Hyzon Motors Inc., a global supplier of zero-emission fuel cell electric heavy-duty vehicles, has named Parker Meeks as CEO, effective immediately.
Meeks brings deep strategic, analytical and performance-driven expertise across energy, transportation and infrastructure to the company, along with strong tactical, operating and organizational leadership experience. He also has spearheaded initiatives to optimize Hyzon’s financial, accounting and governance strategies to spur growth and deliver value to shareholders.
During his brief tenure as interim CEO and after nearly two years in company leadership, Meeks achieved significant milestones for Hyzon, such as fostering a collaborative technology development effort to bring a complementary heavy-duty fuel cell truck to the US market with an electric powertrain provider, enhancing the Heavy Rigid and global Cabover product portfolios, continuing to progress the company’s hydrogen fuel infrastructure partner and project portfolio, and launching vehicle trials with a global trucking giant in Germany and an Austrian grocery retailer.
“Parker Meeks is the right leader for Hyzon, bringing extensive experience across sectors vital to the company’s future,” said Elaine Wong, Hyzon’s lead independent director. “In the time since he was named president and interim CEO, Parker has proven to be a trusted, strategic advisor uniquely adept at driving execution across global business operations. We have every confidence in his leadership of Hyzon during this exciting new chapter.”

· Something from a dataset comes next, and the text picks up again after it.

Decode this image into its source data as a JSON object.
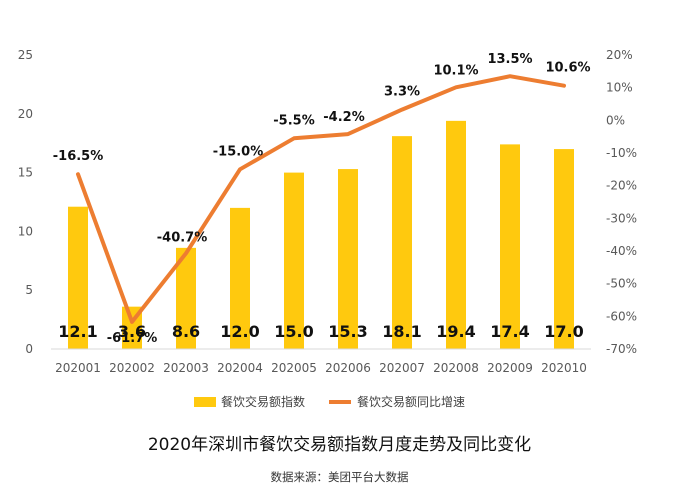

Hyzon’s board of directors appointed Meeks as president and interim CEO in August of 2022. He immediately took over full responsibility for day-to-day management of all business lines and functions reporting to the board. Since then, he directed a strategic review of global operations, which led to a reorganization of European operations under new leadership and ownership structures, as well as exit of the commercial truck operations in China to focus on high-priority regions (North America, Europe, Australia).
“Hyzon has a bright future, and I am privileged to take the permanent helm and put my decades of experience to work in a new way,” said Parker Meeks, CEO of Hyzon Motors. “Pairing our proprietary technology with operational excellence will position our company to help lead the global clean energy transition. In this fresh, new chapter, I’ll focus on leading Hyzon’s commercialization efforts to accelerate decarbonization on both a global and customer-by-customer basis.”
Meeks’ experience spans traditional energy, decarbonization and energy transition, infrastructure, and transportation sectors. He has served clients and led operations across four continents, more than 15 countries, and more than half of U.S. states.
Before joining Hyzon in June 2021 as chief strategy officer and being appointed -resident and interim CEO in August 2022, Meeks served as president, Infrastructure Sector for TRC Companies, a design and construction management business in transportation, renewable energy, and water resources end markets. He was responsible for a nationwide 900-person design and construction management business with operations in more than 25 US states, China and Canada. Meeks drove initiatives including key business developments, partnership strategies, merger integration and digital technology solution development and commercialization.
Prior to TRC, he was a partner and founding leader of McKinsey & Company’s global Capital Productivity & Infrastructure practice, a division that has more than 1,000 employees across the world, which supported more than 30 mega-projects (> $500M in total project cost) over a 5-year period. He also served as the managing partner of McKinsey’s Houston office. Meeks served clients in more than 10 countries on four continents delivering more than $18 billion in entity value improvements predominantly in strategic growth, private equity-backed business building, operational performance improvement, and major capital project turnarounds.
Meeks has a BS in electrical engineering from Columbia University, an MBA from Rice University, and he serves on the advisory board for Rice University’s chemical engineering department.